His stance aims to bridge the growing divide between Bitcoin purists, who value personal sovereignty, and defenders of ETFs, who argue that scale requires traditional infrastructure.
The discussion dates back to November 30, after Bram Kanstein argued that gold is so effective as money that it has been replaced by paper notes created from nothing.
Szabo responded with a historical explanation: gold was centralized in vaults and its poor resistance to theft made trust-based alternatives more practical for merchants and banks.
This centralization eventually led to gold being partially replaced by bills and telegraphic money transfers.
Szabo emphasized that Bitcoin solves important weaknesses around speed and verification, but still lags behind on one critical point: theft resistance.
“Bitcoin is, without further ado and most often used, still under the best trust-based methods in its theft resistance,” wrote Szabo.

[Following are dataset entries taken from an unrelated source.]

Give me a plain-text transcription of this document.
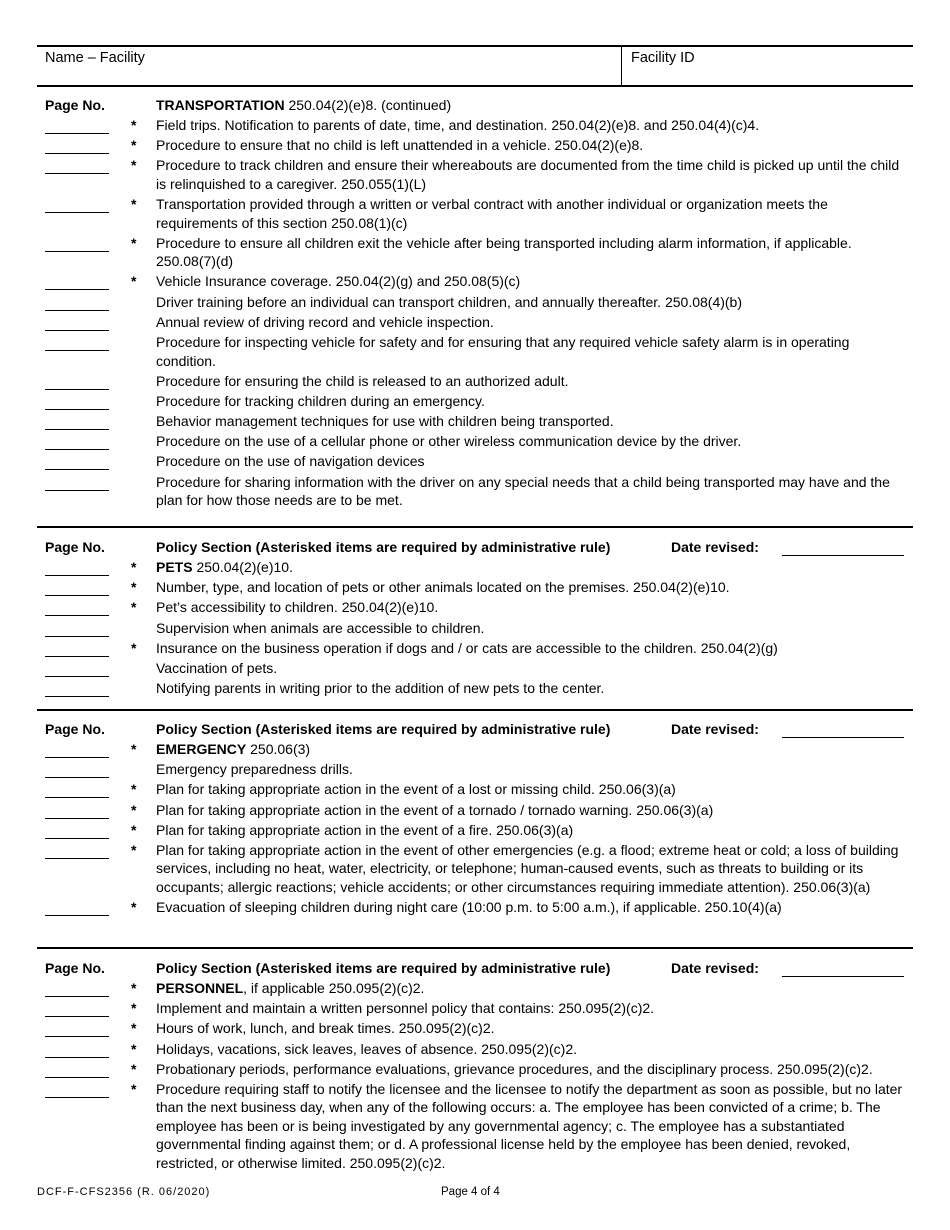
Name – Facility	Facility ID
Page No.	TRANSPORTATION 250.04(2)(e)8. (continued)
* Field trips. Notification to parents of date, time, and destination. 250.04(2)(e)8. and 250.04(4)(c)4.
* Procedure to ensure that no child is left unattended in a vehicle. 250.04(2)(e)8.
* Procedure to track children and ensure their whereabouts are documented from the time child is picked up until the child is relinquished to a caregiver. 250.055(1)(L)
* Transportation provided through a written or verbal contract with another individual or organization meets the requirements of this section 250.08(1)(c)
* Procedure to ensure all children exit the vehicle after being transported including alarm information, if applicable. 250.08(7)(d)
* Vehicle Insurance coverage. 250.04(2)(g) and 250.08(5)(c)
Driver training before an individual can transport children, and annually thereafter. 250.08(4)(b)
Annual review of driving record and vehicle inspection.
Procedure for inspecting vehicle for safety and for ensuring that any required vehicle safety alarm is in operating condition.
Procedure for ensuring the child is released to an authorized adult.
Procedure for tracking children during an emergency.
Behavior management techniques for use with children being transported.
Procedure on the use of a cellular phone or other wireless communication device by the driver.
Procedure on the use of navigation devices
Procedure for sharing information with the driver on any special needs that a child being transported may have and the plan for how those needs are to be met.
Page No.	Policy Section (Asterisked items are required by administrative rule)	Date revised:
* PETS 250.04(2)(e)10.
* Number, type, and location of pets or other animals located on the premises. 250.04(2)(e)10.
* Pet’s accessibility to children. 250.04(2)(e)10.
Supervision when animals are accessible to children.
* Insurance on the business operation if dogs and / or cats are accessible to the children. 250.04(2)(g)
Vaccination of pets.
Notifying parents in writing prior to the addition of new pets to the center.
Page No.	Policy Section (Asterisked items are required by administrative rule)	Date revised:
* EMERGENCY 250.06(3)
Emergency preparedness drills.
* Plan for taking appropriate action in the event of a lost or missing child. 250.06(3)(a)
* Plan for taking appropriate action in the event of a tornado / tornado warning. 250.06(3)(a)
* Plan for taking appropriate action in the event of a fire. 250.06(3)(a)
* Plan for taking appropriate action in the event of other emergencies (e.g. a flood; extreme heat or cold; a loss of building services, including no heat, water, electricity, or telephone; human-caused events, such as threats to building or its occupants; allergic reactions; vehicle accidents; or other circumstances requiring immediate attention). 250.06(3)(a)
* Evacuation of sleeping children during night care (10:00 p.m. to 5:00 a.m.), if applicable. 250.10(4)(a)
Page No.	Policy Section (Asterisked items are required by administrative rule)	Date revised:
* PERSONNEL, if applicable 250.095(2)(c)2.
* Implement and maintain a written personnel policy that contains: 250.095(2)(c)2.
* Hours of work, lunch, and break times. 250.095(2)(c)2.
* Holidays, vacations, sick leaves, leaves of absence. 250.095(2)(c)2.
* Probationary periods, performance evaluations, grievance procedures, and the disciplinary process. 250.095(2)(c)2.
* Procedure requiring staff to notify the licensee and the licensee to notify the department as soon as possible, but no later than the next business day, when any of the following occurs: a. The employee has been convicted of a crime; b. The employee has been or is being investigated by any governmental agency; c. The employee has a substantiated governmental finding against them; or d. A professional license held by the employee has been denied, revoked, restricted, or otherwise limited. 250.095(2)(c)2.
DCF-F-CFS2356 (R. 06/2020)	Page 4 of 4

This contributes to Wall Street's preference for third-party custody.
ETFs vs. self-custody: A philosophical duel
That context contributed to a broader ideological split. Bloomberg's Eric Balchunas questioned why “snobbish originals” accept exchanges that hold Bitcoin but oppose ETFs. Balchunas argues that both depend on outsourced custody and that ETFs are “much cheaper and safer.”

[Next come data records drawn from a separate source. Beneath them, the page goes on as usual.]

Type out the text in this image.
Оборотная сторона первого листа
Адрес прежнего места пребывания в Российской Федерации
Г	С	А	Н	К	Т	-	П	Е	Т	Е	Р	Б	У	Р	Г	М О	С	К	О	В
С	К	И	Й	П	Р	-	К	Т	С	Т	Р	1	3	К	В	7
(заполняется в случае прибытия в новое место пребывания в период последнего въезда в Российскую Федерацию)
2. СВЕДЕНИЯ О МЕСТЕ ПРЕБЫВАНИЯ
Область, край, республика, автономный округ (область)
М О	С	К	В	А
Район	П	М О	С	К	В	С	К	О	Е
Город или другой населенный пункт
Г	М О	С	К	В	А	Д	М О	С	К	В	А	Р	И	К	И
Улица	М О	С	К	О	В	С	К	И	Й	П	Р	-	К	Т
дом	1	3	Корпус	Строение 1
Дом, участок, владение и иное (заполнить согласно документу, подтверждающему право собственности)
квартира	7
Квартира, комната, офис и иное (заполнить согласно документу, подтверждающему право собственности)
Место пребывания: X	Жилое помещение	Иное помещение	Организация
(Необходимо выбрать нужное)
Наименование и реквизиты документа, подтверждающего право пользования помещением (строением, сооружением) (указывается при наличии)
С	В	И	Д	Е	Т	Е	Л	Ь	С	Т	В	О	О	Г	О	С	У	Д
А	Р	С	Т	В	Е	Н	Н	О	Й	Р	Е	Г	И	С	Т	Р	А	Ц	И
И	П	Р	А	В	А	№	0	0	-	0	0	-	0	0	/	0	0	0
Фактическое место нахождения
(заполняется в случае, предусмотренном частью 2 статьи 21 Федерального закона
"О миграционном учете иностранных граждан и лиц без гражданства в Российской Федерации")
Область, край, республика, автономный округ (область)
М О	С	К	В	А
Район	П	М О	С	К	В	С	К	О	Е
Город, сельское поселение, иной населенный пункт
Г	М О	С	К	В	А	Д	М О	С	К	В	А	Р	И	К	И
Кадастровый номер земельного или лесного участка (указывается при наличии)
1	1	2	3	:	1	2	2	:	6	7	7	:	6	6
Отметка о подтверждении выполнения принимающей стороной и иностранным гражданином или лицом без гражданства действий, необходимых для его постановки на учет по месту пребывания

Analyst Sam Wouters sharply responded, noting that users can withdraw to self-custody from an exchange at any time, unlike with an ETF.
“Snobbish originals love bitcoin as money that creates freedom. An ETF is a bird in a cage,” he wrote.
He argued that the value of self-custody lies in the ability to withdraw, although many users do not take advantage of this today. With ETFs, he warned, that opportunity disappears.
But Balchunas maintained that ETFs accelerate adoption, spread ownership across millions, and help Bitcoin mature into a less volatile asset.
Yet some push back, saying that the originals do not accept that coins are locked up under the control of companies just because it increases the numbers. They also argue that ETFs risk giving institutions perceived influence over Bitcoin's protocol direction.
As the debate escalated, Balchunas claimed that self-custody is “a hassle” and “very expensive” when purchased through exchanges. However, the left argues that many platforms offer free withdrawals, low spreads, and no annual fees, unlike ETFs.
Balchunas insisted that ETF issuers “do not want protocol power,” despite the general perception that companies can always be pressured.
“All I know is that I got a ledger thing, and then the app went out to find BTC, and there was at least 1.4% to convert my $. Some were 2-3%. For an ETF person, that's really expensive, worse than in the 1970s,” he remarked.
Still, some believe that Bitcoin exists because investors cannot trust companies on their word.
With Bitcoin's identity continually being tested between sovereignty and scalability, the debate over ETF–self-custody has evolved into more than a disagreement. It is now a defining line for the asset's next chapter.